Sudah menuju hampir sebulan aku kembali ke rumah dan akan tinggal untuk jangka waktu yang lama. Setelah bekerja, nampaknya pulang ke rumah dan kampung halaman menjadi sebuah keistimewaan tersediri. Meskipun sebenarnya aku sudah merantau sudah sejak duduk di sekolah menengah pertama, namun pada masa ini banyak hal-hal yang aku rasa berbeda karena adanya financial independence. Misalnya, di waktu duduk di bangku sekolah, pulang adalah opsi satu-satunya karena jika tidak uang saku tidak akan diberikan. Ada sistem reward and punishment yang berlaku. Sekarang, hukuman tidak pulang sudah sirna, aku tidak lagi memerlukan bantuan finansial IMF (re: institute mother and father). Duduk perkaranya hanyalah soal kemauan untuk pulang.
Tahun lalu aku sempat tidak pulang kurang lebih sembilan bulan, waktu yang cukup untuk membawa satu tambahan anggota keluarga. Alasan yang aku coba berikan mengapa tidak pulang-pulang adalah COVID-19. Oh ya sebagai informasi, saat ini aku bekerja di Surabaya dan kampung halamanku adalah Solo. Jaraknya sekitar 250 km, relatif lebih dekat dibandikan jarak yang harus kutempuh di kala masih bekerja di Jakarta.
Kembali soal alasan tidak pulang, saat itu alasanku yang sebenarnya adalah tidak hanya persoalan pandemi melainkan ada rasa tidak ingin pulang. Setelah mengalami banyak kegagalan di tahun lalu (hint: persoalan manusia usia 25 ke atas ), aku cukup malu dan jengah untuk pulang. Aku malas menghadapi pertanyaan-pertanyaan dari orang tua terkait rencanaku ke depan atau apapun yang saat itu belum bisa kujawab. Pulang kuanggap sebagai beban.
Di saat itulah jarak fisik sekaligus psikologis yang aku ciptakan kepada "rumah" semakin melebar. Aku pun menjadi semakin jarang berbincang dengan keluarga. Aku sendiri pun kadang menghindari berbincang melalui telepon. Aku mengurung diri. Defense mechanism yang kumiliki dalam situasi emosional nampaknya adalah menutup diri.
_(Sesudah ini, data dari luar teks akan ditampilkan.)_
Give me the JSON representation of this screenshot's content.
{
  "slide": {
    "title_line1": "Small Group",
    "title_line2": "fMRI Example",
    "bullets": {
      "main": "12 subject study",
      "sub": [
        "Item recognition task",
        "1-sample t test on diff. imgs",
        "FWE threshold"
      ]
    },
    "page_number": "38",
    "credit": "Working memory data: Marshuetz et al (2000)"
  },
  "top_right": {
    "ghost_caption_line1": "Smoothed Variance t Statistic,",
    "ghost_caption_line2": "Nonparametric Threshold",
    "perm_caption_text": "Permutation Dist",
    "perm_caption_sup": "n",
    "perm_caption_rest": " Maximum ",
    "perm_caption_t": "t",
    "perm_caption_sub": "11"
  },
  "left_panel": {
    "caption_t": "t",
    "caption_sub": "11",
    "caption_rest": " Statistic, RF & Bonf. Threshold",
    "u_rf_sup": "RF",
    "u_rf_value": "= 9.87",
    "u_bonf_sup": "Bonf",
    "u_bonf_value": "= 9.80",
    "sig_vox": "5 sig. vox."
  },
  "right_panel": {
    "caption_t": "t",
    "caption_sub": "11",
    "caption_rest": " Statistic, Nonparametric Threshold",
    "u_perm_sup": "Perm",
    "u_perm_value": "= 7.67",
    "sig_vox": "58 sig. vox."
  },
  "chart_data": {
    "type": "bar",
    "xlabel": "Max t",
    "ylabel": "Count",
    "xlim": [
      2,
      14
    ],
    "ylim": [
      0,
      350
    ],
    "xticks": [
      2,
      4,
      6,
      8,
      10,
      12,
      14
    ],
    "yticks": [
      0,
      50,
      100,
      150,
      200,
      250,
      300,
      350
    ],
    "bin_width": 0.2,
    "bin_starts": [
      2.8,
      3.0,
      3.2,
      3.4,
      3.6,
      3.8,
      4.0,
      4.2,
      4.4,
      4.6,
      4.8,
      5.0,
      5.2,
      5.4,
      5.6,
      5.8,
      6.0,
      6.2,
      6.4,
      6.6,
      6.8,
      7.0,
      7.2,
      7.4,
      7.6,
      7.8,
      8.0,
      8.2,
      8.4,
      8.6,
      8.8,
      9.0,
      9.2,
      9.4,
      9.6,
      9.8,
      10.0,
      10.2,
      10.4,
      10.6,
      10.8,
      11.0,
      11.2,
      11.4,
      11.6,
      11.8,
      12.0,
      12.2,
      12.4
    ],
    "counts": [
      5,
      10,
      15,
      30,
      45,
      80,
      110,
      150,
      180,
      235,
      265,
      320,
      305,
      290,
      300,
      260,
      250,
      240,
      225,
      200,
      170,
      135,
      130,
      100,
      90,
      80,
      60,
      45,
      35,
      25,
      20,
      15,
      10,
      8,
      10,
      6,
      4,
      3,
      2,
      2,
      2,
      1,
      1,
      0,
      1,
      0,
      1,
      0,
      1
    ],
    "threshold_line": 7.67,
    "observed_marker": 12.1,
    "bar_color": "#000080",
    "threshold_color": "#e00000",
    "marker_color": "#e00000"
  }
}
Akhirnya ketika fase emosional sudah tergantikan oleh fase acceptance, sekaligus karena kantorku memperpanjang fase work from home, aku memutuskan untuk pulang.
Nyatanya setelah pulang, orang tua tak pernah menanyakan persoalan rencana masa depan yang kutakutkan. Entah karena mereka menangkap sinyal bahwa aku tak nyaman jika dihujani pertanyaan soal masa depan atau hal lainnya, tapi yang pasti hal yang kujadikan sebagai alasan untuk tidak pulang tidak benar-benar terjadi dan nyatanya hanya ilusi. Di saat itu pula, pada akhirnya aku benar-benar merasa kembali ke rumah dan banyak momen-momen nostalgia yang aku rasakan ketika being present at home. Misalnya, ketika mengamati sticker hello kitty yang kutempel 20 tahun yang lalu masih ada di pintu kamar orangtuaku, menyadarkan bahwa waktu berlalu dengan cepat. Di saat itu pula, aku tersadarkan bahwa orang tua pun sudah menua dua dekade.
Kembali ke rumah menyadarkanku pada kurangnya "rasa syukur" yang kumiliki karena masih memiliki bapak dan ibu yang secara fisik maupun emosi ada untuk anak-anaknya. Melihat punggung kedua orang tuaku setiap selepas ibadah bersama mengingatkanku pula berapa banyak hari yang kulewatkan tanpa mereka. Sementara, waktu kehidupan manusia ada batasnya. Aku tak bisa selamanya merasakan kedamaian yang aku rasakan seperti saat memandang punggung bapak dan ibu setelah selesai solat.
Kembali ke rumah memberikanku kesempatan untuk membangun kembali kedalaman koneksi dan komunikasi serta memberikan perhatian kepada bapak dan ibu yang harus kuakui tak banyak kulakukan. Hubungan anak dan orang tua yang kumiliki memang tidak dipenuhi kata-kata manis atau peluk cium. Aku tidak ingin menjadi terlalu ekstrem ke arah sana. Yang bisa kulakukan adalah mencoba memiliki waktu yang berkualitas bersama, seperti rutinitas pagi yang kini kumiliki setiap pukul setengah tujuh pagi: duduk di ruang tamu sambil menyantap kudapan (seringnya tahu goreng) yang dibeli ibu di warung tetangga.
Kedamaian ini sayangnya tidak akan selamanya.